Let us see few pieces of evidence from research now: a preclinical study in 2015 reported that the use of cell-based therapies show promise in addressing the progress of kidney disease. Most studies have pointed that the number of progenitor cells was lower by 30-50% in patients who were receiving dialysis in case of CKD. Additionally, the properties of these cells to stick to each other (called cell adhesion) and capacity to migrate were lower in patients, which have been traditionally restored by administering specific enzyme inhibitors or receptor blockers.
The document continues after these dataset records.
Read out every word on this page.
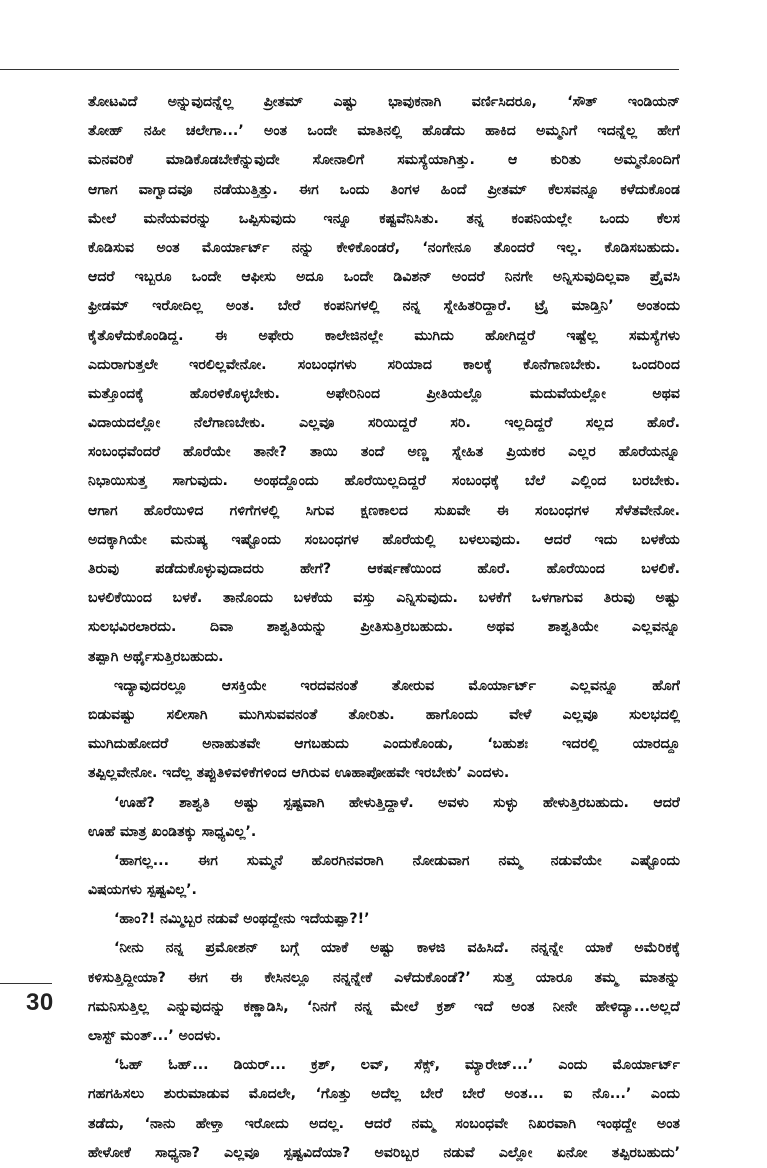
ತೋಟವಿದೆ ಅನ್ನುವುದನ್ನೆಲ್ಲ ಪ್ರೀತಮ್ ಎಷ್ಟು ಭಾವುಕನಾಗಿ ವರ್ಣಿಸಿದರೂ, ‘ಸೌತ್ ಇಂಡಿಯನ್
ತೋಹ್ ನಹೀ ಚಲೇಗಾ...’ ಅಂತ ಒಂದೇ ಮಾತಿನಲ್ಲಿ ಹೊಡೆದು ಹಾಕಿದ ಅಮ್ಮನಿಗೆ ಇದನ್ನೆಲ್ಲ ಹೇಗೆ
ಮನವರಿಕೆ ಮಾಡಿಕೊಡಬೇಕೆನ್ನುವುದೇ ಸೋನಾಲಿಗೆ ಸಮಸ್ಯೆಯಾಗಿತ್ತು. ಆ ಕುರಿತು ಅಮ್ಮನೊಂದಿಗೆ
ಆಗಾಗ ವಾಗ್ವಾದವೂ ನಡೆಯುತ್ತಿತ್ತು. ಈಗ ಒಂದು ತಿಂಗಳ ಹಿಂದೆ ಪ್ರೀತಮ್ ಕೆಲಸವನ್ನೂ ಕಳೆದುಕೊಂಡ
ಮೇಲೆ ಮನೆಯವರನ್ನು ಒಪ್ಪಿಸುವುದು ಇನ್ನೂ ಕಷ್ಟವೆನಿಸಿತು. ತನ್ನ ಕಂಪನಿಯಲ್ಲೇ ಒಂದು ಕೆಲಸ
ಕೊಡಿಸುವ ಅಂತ ಮೊರ್ಯಾರ್ಟ್ ನನ್ನು ಕೇಳಿಕೊಂಡರೆ, ‘ನಂಗೇನೂ ತೊಂದರೆ ಇಲ್ಲ. ಕೊಡಿಸಬಹುದು.
ಆದರೆ ಇಬ್ಬರೂ ಒಂದೇ ಆಫೀಸು ಅದೂ ಒಂದೇ ಡಿವಿಶನ್ ಅಂದರೆ ನಿನಗೇ ಅನ್ನಿಸುವುದಿಲ್ಲವಾ ಪ್ರೈವಸಿ
ಫ್ರೀಡಮ್ ಇರೋದಿಲ್ಲ ಅಂತ. ಬೇರೆ ಕಂಪನಿಗಳಲ್ಲಿ ನನ್ನ ಸ್ನೇಹಿತರಿದ್ದಾರೆ. ಟ್ರೈ ಮಾಡ್ತಿನಿ’ ಅಂತಂದು
ಕೈತೊಳೆದುಕೊಂಡಿದ್ದ. ಈ ಅಫೇರು ಕಾಲೇಜಿನಲ್ಲೇ ಮುಗಿದು ಹೋಗಿದ್ದರೆ ಇಷ್ಟೆಲ್ಲ ಸಮಸ್ಯೆಗಳು
ಎದುರಾಗುತ್ತಲೇ ಇರಲಿಲ್ಲವೇನೋ. ಸಂಬಂಧಗಳು ಸರಿಯಾದ ಕಾಲಕ್ಕೆ ಕೊನೆಗಾಣಬೇಕು. ಒಂದರಿಂದ
ಮತ್ತೊಂದಕ್ಕೆ ಹೊರಳಿಕೊಳ್ಳಬೇಕು. ಅಫೇರಿನಿಂದ ಪ್ರೀತಿಯಲ್ಲೊ ಮದುವೆಯಲ್ಲೋ ಅಥವ
ವಿದಾಯದಲ್ಲೋ ನೆಲೆಗಾಣಬೇಕು. ಎಲ್ಲವೂ ಸರಿಯಿದ್ದರೆ ಸರಿ. ಇಲ್ಲದಿದ್ದರೆ ಸಲ್ಲದ ಹೊರೆ.
ಸಂಬಂಧವೆಂದರೆ ಹೊರೆಯೇ ತಾನೇ? ತಾಯಿ ತಂದೆ ಅಣ್ಣ ಸ್ನೇಹಿತ ಪ್ರಿಯಕರ ಎಲ್ಲರ ಹೊರೆಯನ್ನೂ
ನಿಭಾಯಿಸುತ್ತ ಸಾಗುವುದು. ಅಂಥದ್ದೊಂದು ಹೊರೆಯಿಲ್ಲದಿದ್ದರೆ ಸಂಬಂಧಕ್ಕೆ ಬೆಲೆ ಎಲ್ಲಿಂದ ಬರಬೇಕು.
ಆಗಾಗ ಹೊರೆಯಿಳಿದ ಗಳಿಗೆಗಳಲ್ಲಿ ಸಿಗುವ ಕ್ಷಣಕಾಲದ ಸುಖವೇ ಈ ಸಂಬಂಧಗಳ ಸೆಳೆತವೇನೋ.
ಅದಕ್ಕಾಗಿಯೇ ಮನುಷ್ಯ ಇಷ್ಟೊಂದು ಸಂಬಂಧಗಳ ಹೊರೆಯಲ್ಲಿ ಬಳಲುವುದು. ಆದರೆ ಇದು ಬಳಕೆಯ
ತಿರುವು ಪಡೆದುಕೊಳ್ಳುವುದಾದರು ಹೇಗೆ? ಆಕರ್ಷಣೆಯಿಂದ ಹೊರೆ. ಹೊರೆಯಿಂದ ಬಳಲಿಕೆ.
ಬಳಲಿಕೆಯಿಂದ ಬಳಕೆ. ತಾನೊಂದು ಬಳಕೆಯ ವಸ್ತು ಎನ್ನಿಸುವುದು. ಬಳಕೆಗೆ ಒಳಗಾಗುವ ತಿರುವು ಅಷ್ಟು
ಸುಲಭವಿರಲಾರದು. ದಿವಾ ಶಾಶ್ವತಿಯನ್ನು ಪ್ರೀತಿಸುತ್ತಿರಬಹುದು. ಅಥವ ಶಾಶ್ವತಿಯೇ ಎಲ್ಲವನ್ನೂ
ತಪ್ಪಾಗಿ ಅರ್ಥೈಸುತ್ತಿರಬಹುದು.
ಇದ್ಯಾವುದರಲ್ಲೂ ಆಸಕ್ತಿಯೇ ಇರದವನಂತೆ ತೋರುವ ಮೊರ್ಯಾರ್ಟ್ ಎಲ್ಲವನ್ನೂ ಹೊಗೆ
ಬಿಡುವಷ್ಟು ಸಲೀಸಾಗಿ ಮುಗಿಸುವವನಂತೆ ತೋರಿತು. ಹಾಗೊಂದು ವೇಳೆ ಎಲ್ಲವೂ ಸುಲಭದಲ್ಲಿ
ಮುಗಿದುಹೋದರೆ ಅನಾಹುತವೇ ಆಗಬಹುದು ಎಂದುಕೊಂಡು, ‘ಬಹುಶಃ ಇದರಲ್ಲಿ ಯಾರದ್ದೂ
ತಪ್ಪಿಲ್ಲವೇನೋ. ಇದೆಲ್ಲ ತಪ್ಪುತಿಳಿವಳಿಕೆಗಳಿಂದ ಆಗಿರುವ ಊಹಾಪೋಹವೇ ಇರಬೇಕು’ ಎಂದಳು.
‘ಊಹೆ? ಶಾಶ್ವತಿ ಅಷ್ಟು ಸ್ಪಷ್ಟವಾಗಿ ಹೇಳುತ್ತಿದ್ದಾಳೆ. ಅವಳು ಸುಳ್ಳು ಹೇಳುತ್ತಿರಬಹುದು. ಆದರೆ
ಊಹೆ ಮಾತ್ರ ಖಂಡಿತಕ್ಕು ಸಾಧ್ಯವಿಲ್ಲ’.
‘ಹಾಗಲ್ಲ... ಈಗ ಸುಮ್ಮನೆ ಹೊರಗಿನವರಾಗಿ ನೋಡುವಾಗ ನಮ್ಮ ನಡುವೆಯೇ ಎಷ್ಟೊಂದು
ವಿಷಯಗಳು ಸ್ಪಷ್ಟವಿಲ್ಲ’.
‘ಹಾಂ?! ನಮ್ಮಿಬ್ಬರ ನಡುವೆ ಅಂಥದ್ದೇನು ಇದೆಯಪ್ಪಾ?!’
‘ನೀನು ನನ್ನ ಪ್ರಮೋಶನ್ ಬಗ್ಗೆ ಯಾಕೆ ಅಷ್ಟು ಕಾಳಜಿ ವಹಿಸಿದೆ. ನನ್ನನ್ನೇ ಯಾಕೆ ಅಮೆರಿಕಕ್ಕೆ
ಕಳಿಸುತ್ತಿದ್ದೀಯಾ? ಈಗ ಈ ಕೇಸಿನಲ್ಲೂ ನನ್ನನ್ನೇಕೆ ಎಳೆದುಕೊಂಡೆ?’ ಸುತ್ತ ಯಾರೂ ತಮ್ಮ ಮಾತನ್ನು
ಗಮನಿಸುತ್ತಿಲ್ಲ ಎನ್ನುವುದನ್ನು ಕಣ್ಣಾಡಿಸಿ, ‘ನಿನಗೆ ನನ್ನ ಮೇಲೆ ಕ್ರಶ್ ಇದೆ ಅಂತ ನೀನೇ ಹೇಳಿದ್ಯಾ...ಅಲ್ಲದೆ
ಲಾಸ್ಟ್ ಮಂತ್...’ ಅಂದಳು.
‘ಓಹ್ ಓಹ್... ಡಿಯರ್... ಕ್ರಶ್, ಲವ್, ಸೆಕ್ಸ್, ಮ್ಯಾರೇಜ್...’ ಎಂದು ಮೊರ್ಯಾರ್ಟ್
ಗಹಗಹಿಸಲು ಶುರುಮಾಡುವ ಮೊದಲೇ, ‘ಗೊತ್ತು ಅದೆಲ್ಲ ಬೇರೆ ಬೇರೆ ಅಂತ... ಐ ನೊ...’ ಎಂದು
ತಡೆದು, ‘ನಾನು ಹೇಳ್ತಾ ಇರೋದು ಅದಲ್ಲ. ಆದರೆ ನಮ್ಮ ಸಂಬಂಧವೇ ನಿಖರವಾಗಿ ಇಂಥದ್ದೇ ಅಂತ
ಹೇಳೋಕೆ ಸಾಧ್ಯನಾ? ಎಲ್ಲವೂ ಸ್ಪಷ್ಟವಿದೆಯಾ? ಅವರಿಬ್ಬರ ನಡುವೆ ಎಲ್ಲೋ ಏನೋ ತಪ್ಪಿರಬಹುದು’
30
In another preclinical study, the administration of the stem cells caused restoration of functions of the kidney and pancreas. This report was published in 2015 and used the adult stem cells to treat Polycystic kidney disease (PKD) associated with kidney failure. The administration of Bone marrow-derived mesenchymal stromal cells caused clearance of creatinine, maintenance of blood vessels of the kidney as well as improved osmotic properties of urine. The main advantage of using stem cells is their ability to repair damage in the body. Such reports with positive results along with easy administration are serving a thrust for further research in the field of stem cells. With more studies in human subjects, the efficacy and safety of the use of stem cells to address an incurable and irreversible damage such as CKD can open doors to a happy and healthy life in patients!